El duque se encogió de hombros.

– De eso sí estoy informado. Mis dos hijos me han salido fervientes falangistas y me llenan la cabeza a todas horas con sus consignas. No me preocupan demasiado. Si un día la Falange llega a imponer su ideario, no tardará en volver al redil de donde ha salido. También en Italia los fascistas se comían a los niños crudos, y ahora Mussolini va de bracete con el Rey y con el Papa. La revolución bolchevique, la que viene de abajo, es irreversible; por el contrario, la que viene de arriba es pura retórica, porque no se nutre de la lucha de clases ni la fomenta.

Aplastó el cigarrillo en el cenicero, encendió otro y reanudó el deambular perorando como si estuviera solo en el gabinete.

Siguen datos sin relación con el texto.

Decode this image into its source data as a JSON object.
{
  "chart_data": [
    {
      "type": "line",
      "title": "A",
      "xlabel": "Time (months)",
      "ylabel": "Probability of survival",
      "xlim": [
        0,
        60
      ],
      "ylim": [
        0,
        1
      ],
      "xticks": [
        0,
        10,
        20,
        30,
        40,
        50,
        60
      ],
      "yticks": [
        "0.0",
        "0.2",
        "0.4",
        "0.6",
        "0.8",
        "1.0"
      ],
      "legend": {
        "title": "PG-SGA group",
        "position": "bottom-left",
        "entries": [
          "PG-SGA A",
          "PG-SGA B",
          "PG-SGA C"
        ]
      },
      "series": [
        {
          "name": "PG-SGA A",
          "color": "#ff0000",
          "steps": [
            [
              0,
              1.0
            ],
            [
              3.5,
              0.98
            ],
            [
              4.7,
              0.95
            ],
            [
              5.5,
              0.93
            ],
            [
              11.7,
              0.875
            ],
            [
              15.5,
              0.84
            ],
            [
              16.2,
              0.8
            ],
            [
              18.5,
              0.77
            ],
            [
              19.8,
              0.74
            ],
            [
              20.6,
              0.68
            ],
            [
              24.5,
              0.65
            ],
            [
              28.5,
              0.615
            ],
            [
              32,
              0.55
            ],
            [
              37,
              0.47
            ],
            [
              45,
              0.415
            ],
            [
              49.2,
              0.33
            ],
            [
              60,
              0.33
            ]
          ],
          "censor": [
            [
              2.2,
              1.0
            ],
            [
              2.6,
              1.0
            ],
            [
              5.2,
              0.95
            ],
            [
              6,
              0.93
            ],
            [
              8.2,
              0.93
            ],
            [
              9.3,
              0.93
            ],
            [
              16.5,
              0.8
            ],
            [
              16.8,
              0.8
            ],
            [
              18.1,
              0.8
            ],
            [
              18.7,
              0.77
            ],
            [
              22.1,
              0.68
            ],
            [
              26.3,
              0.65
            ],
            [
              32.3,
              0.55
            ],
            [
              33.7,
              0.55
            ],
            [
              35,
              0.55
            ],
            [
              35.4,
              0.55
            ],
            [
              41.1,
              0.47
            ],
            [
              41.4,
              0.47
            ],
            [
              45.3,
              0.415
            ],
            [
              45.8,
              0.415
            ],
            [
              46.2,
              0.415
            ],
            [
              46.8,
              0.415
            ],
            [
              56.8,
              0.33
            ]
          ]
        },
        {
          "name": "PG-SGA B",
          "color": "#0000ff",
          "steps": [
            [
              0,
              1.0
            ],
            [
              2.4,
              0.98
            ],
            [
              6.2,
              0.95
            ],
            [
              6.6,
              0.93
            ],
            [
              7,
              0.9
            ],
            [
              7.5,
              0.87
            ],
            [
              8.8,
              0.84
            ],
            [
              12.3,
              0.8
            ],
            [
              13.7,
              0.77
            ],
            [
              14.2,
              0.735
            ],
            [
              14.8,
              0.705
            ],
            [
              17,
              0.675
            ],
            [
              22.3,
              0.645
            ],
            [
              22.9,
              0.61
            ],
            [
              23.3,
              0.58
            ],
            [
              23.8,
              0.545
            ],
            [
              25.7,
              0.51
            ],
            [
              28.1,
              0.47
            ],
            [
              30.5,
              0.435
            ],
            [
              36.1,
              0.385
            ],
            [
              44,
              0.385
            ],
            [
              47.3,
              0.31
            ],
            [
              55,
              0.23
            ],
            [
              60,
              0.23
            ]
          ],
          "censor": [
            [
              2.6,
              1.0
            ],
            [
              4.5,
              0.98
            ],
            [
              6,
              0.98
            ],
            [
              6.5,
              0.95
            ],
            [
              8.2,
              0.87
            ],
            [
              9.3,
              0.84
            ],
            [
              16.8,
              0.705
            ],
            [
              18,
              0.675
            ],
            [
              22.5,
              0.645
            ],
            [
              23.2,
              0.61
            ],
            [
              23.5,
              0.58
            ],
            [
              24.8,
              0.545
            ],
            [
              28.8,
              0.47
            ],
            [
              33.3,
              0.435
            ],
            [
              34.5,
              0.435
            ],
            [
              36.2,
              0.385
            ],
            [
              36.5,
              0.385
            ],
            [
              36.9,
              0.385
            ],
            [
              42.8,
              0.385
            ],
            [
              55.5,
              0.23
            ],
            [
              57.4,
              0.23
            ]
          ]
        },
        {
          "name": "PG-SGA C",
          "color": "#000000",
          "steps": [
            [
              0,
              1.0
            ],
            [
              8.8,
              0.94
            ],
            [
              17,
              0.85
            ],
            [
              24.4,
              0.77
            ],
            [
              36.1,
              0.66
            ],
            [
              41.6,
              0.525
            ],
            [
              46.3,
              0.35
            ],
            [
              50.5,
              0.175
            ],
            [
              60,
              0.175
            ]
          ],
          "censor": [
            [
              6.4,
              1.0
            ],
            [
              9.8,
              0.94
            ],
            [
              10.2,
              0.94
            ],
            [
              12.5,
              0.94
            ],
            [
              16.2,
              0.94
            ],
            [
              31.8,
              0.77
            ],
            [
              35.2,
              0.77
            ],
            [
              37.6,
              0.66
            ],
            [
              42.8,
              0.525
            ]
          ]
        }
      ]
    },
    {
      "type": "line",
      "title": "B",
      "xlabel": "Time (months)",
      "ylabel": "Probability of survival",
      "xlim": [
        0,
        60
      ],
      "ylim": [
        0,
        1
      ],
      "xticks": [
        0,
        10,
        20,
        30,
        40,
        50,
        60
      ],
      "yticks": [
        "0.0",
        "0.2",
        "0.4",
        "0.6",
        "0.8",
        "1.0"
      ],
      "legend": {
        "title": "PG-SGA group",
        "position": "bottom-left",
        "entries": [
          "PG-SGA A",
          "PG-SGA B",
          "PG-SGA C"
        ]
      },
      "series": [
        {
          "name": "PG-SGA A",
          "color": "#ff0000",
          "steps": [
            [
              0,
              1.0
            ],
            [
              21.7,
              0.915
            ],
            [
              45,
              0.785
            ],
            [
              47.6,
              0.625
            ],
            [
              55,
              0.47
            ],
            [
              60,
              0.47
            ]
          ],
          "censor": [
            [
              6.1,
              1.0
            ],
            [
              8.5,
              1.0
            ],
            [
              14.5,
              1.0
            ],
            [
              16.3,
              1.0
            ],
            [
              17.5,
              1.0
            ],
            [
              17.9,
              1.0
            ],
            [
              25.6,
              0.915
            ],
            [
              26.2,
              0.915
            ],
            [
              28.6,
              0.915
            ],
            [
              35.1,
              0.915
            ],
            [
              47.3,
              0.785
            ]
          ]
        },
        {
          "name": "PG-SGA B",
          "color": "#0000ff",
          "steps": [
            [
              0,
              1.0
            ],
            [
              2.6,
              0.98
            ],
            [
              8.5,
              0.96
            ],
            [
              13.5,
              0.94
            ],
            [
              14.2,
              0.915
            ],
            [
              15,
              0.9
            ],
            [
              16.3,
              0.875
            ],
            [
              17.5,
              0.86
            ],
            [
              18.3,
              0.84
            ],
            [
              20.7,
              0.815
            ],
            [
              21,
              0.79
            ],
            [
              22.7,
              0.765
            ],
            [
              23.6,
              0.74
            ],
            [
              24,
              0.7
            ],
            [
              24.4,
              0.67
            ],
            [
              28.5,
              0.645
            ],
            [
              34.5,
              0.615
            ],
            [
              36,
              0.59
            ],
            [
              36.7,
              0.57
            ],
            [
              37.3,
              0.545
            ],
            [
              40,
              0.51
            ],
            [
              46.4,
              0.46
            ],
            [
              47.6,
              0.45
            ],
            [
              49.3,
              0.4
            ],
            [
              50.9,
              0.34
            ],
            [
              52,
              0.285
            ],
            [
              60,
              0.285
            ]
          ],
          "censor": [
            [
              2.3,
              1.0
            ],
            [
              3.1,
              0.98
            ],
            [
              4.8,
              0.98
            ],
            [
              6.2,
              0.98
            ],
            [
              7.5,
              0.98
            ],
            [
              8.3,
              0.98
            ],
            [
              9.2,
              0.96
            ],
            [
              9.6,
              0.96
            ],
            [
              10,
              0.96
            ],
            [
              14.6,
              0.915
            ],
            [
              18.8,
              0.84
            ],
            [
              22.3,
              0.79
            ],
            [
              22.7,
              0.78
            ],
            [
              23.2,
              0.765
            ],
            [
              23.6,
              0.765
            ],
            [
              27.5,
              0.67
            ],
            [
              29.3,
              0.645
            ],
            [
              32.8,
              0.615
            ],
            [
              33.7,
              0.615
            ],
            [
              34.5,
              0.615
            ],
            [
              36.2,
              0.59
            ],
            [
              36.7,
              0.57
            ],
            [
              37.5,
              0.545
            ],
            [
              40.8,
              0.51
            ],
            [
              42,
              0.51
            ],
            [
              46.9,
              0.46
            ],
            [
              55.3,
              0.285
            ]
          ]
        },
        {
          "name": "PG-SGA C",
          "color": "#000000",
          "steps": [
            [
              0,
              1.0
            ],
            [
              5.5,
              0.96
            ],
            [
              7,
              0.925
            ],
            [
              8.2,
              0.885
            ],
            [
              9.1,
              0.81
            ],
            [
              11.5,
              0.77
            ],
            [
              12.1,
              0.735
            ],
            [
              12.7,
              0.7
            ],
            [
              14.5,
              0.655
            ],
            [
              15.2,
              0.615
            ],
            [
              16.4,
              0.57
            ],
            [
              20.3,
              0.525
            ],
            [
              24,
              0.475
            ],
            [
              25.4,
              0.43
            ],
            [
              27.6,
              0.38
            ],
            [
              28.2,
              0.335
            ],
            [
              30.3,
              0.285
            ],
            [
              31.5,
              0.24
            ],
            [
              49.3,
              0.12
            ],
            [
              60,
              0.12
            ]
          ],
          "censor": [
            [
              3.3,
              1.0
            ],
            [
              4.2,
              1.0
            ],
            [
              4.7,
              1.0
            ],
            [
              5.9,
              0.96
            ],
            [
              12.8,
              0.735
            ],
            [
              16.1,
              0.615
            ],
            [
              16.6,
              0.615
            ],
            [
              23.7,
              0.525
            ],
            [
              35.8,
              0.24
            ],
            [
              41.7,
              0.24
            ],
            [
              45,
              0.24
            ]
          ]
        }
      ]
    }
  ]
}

– Justamente de eso trato de convencer a los generales. Son cortos de miras, recelosos de lo que no entienden y no controlan, y tercos como mulas. Los han adiestrado para ser así y en su manera de ser radica su eficacia, no lo niego, pero en los momentos decisivos, esas cualidades son una rémora. Aborrecen a José Antonio porque, sin pertenecer al estamento militar, tiene más autoridad y más prestigio que cualquier general, y sus escuadras son más disciplinadas, más valientes y más fiables que la tropa regular. Por este motivo y no por diferencias ideológicas, le tienen más ojeriza que al verdadero enemigo. De buena gana pasarían por las armas a todos los falangistas. No lo harán, porque José Antonio cuenta con un apoyo mucho más amplio de lo que parece. Los patriotas y la gente de orden están con él, y sólo la violencia que le rodea les impide manifestar una adhesión más explícita. En consecuencia, los militares lo toleran a regañadientes y tratan de marginarlo por medios indirectos. Nos presionan para que retiremos nuestro apoyo a la Falange y así acabar con el movimiento por asfixia, o esperar a que, sin armas ni dinero, vayan cayendo de uno en uno.